Pursue your dreams, follow your passions, but what if you're just trying to survive? There's no sugar coating that as a business meme framed by inspiring words, "you've got this", because the cause and effect is so individualistic, so personal.
Imagine this. You grow up in foster care. Then get whisked away to Ghana at a time when its riven with coups and hardships. On your return to the UK almost a decade later you have no idea how you'll earn a living especially one demanded by your father, which causes a long rift.
Now you're stuck, so you turn your hand to journalism but what do you know, and few will hire you because, well, there's the obvious and then several unwritten codes that frame journalism. But you catch a break here and there.

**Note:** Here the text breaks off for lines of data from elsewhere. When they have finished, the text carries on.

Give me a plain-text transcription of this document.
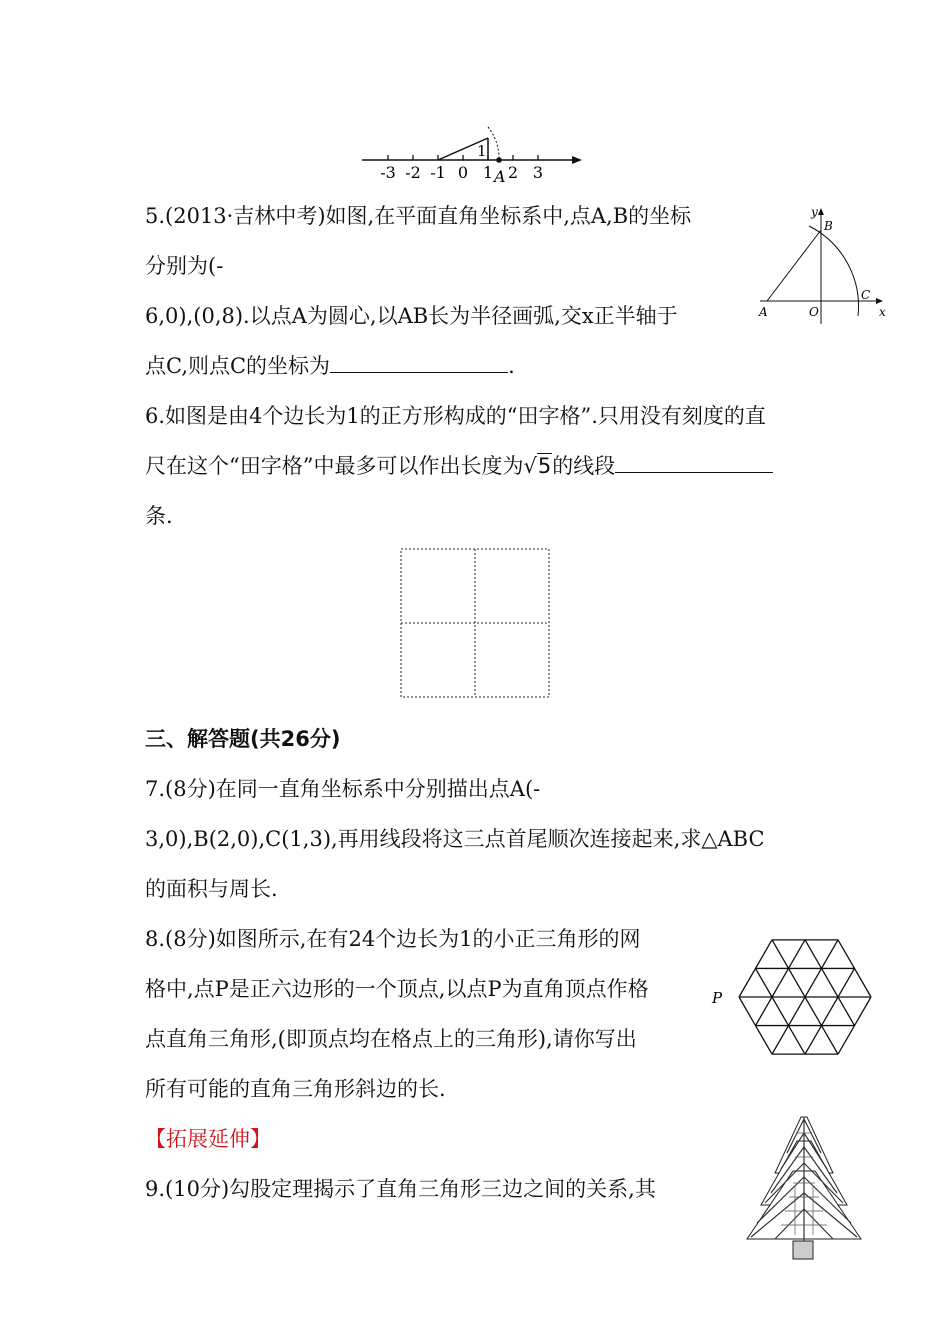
-3 -2 -1 0 1 2 3
1
A
5.(2013·吉林中考)如图,在平面直角坐标系中,点A,B的坐标
分别为(-
6,0),(0,8).以点A为圆心,以AB长为半径画弧,交x正半轴于
点C,则点C的坐标为	.
y
B
C
A	O	x
6.如图是由4个边长为1的正方形构成的“田字格”.只用没有刻度的直
尺在这个“田字格”中最多可以作出长度为√5的线段
条.
三、解答题(共26分)
7.(8分)在同一直角坐标系中分别描出点A(-
3,0),B(2,0),C(1,3),再用线段将这三点首尾顺次连接起来,求△ABC
的面积与周长.
8.(8分)如图所示,在有24个边长为1的小正三角形的网
格中,点P是正六边形的一个顶点,以点P为直角顶点作格
点直角三角形,(即顶点均在格点上的三角形),请你写出
所有可能的直角三角形斜边的长.
P
【拓展延伸】
9.(10分)勾股定理揭示了直角三角形三边之间的关系,其
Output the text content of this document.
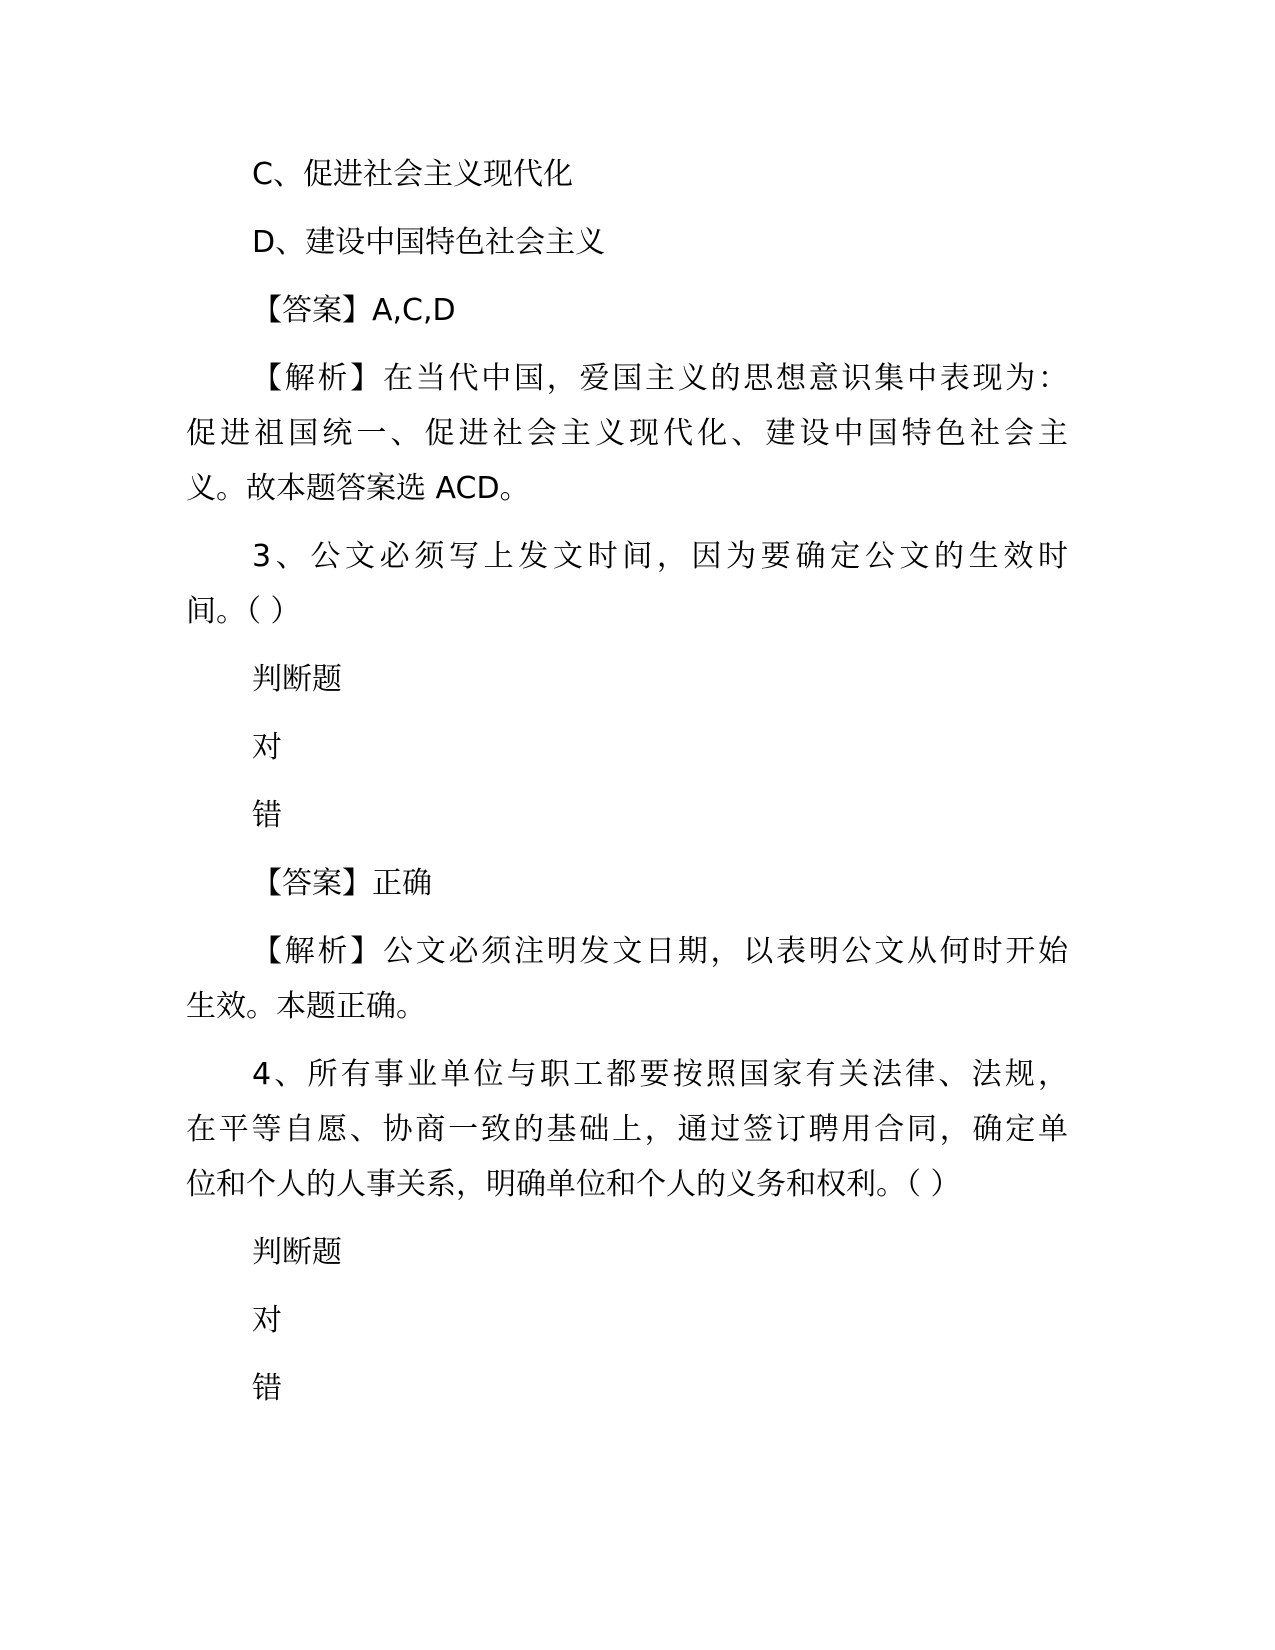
C、促进社会主义现代化
D、建设中国特色社会主义
【答案】A,C,D
【解析】在当代中国，爱国主义的思想意识集中表现为：
促进祖国统一、促进社会主义现代化、建设中国特色社会主
义。故本题答案选 ACD。
3、公文必须写上发文时间，因为要确定公文的生效时
间。（ ）
判断题
对
错
【答案】正确
【解析】公文必须注明发文日期，以表明公文从何时开始
生效。本题正确。
4、所有事业单位与职工都要按照国家有关法律、法规，
在平等自愿、协商一致的基础上，通过签订聘用合同，确定单
位和个人的人事关系，明确单位和个人的义务和权利。（ ）
判断题
对
错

At some point you think I'll re-imagine what journalism will or should be by building it. A mad daft idea, but you do. Astonishingly this wins one of the most coveted global prizes in journalism innovation, the Knight Batten Award. Former Pulitzer prize winners who are judging say what you've done, "foreshadows the future of the web." What?
TEN POINT PLANT NOT
There's no ten point plan for this happening, because this instinct was born out of survival and necessity. It comes from the "hustle and flow" of absence. You've never missed what you've never had, but strive for any positive experience, which is why packaged solutions like "follow your passion" don't feel connecting.
At some point the "hustle and flow" self will meet with your absence self, now older, on a dusty crossroad for an untimely chat. We were all once invincible, high performing people you tell the other, but now you seek to rebalance. The trick, which can often be missed, is to know when the balance between your two selves requires shifting your perspective, says my meditation teacher.
In the last couple of months, I've taken up "conscious connected breathing". Twenty to forty minutes of deep belly breathing. Breathing? Yes Breathing! I scuba dive, so I have some experience in slow breathing, but I was told if you have any memories of trauma, stress, anything, be prepared for an experience like no other. Many people openly become saddened, even weep, and then a feeling of deep calm descends upon them.
The story of the boy who became a journalist was a latent memory, yet has resurfaced because this year is the anniversary of that crazy mad time which led to me standing in front of an audience at the National Press Club in Washington DC. One judge Mark Hinojosa, part of Kansas City Star team that won a Pulitzer for local reporting, became a friend. We laughed so much when we spoke. I'm reminded of him and his untimely passing.
Mark loved to teach as do I. Remembering a future of journalism and how to hold onto surviving. Thanks to Jon and Rob for helping make this.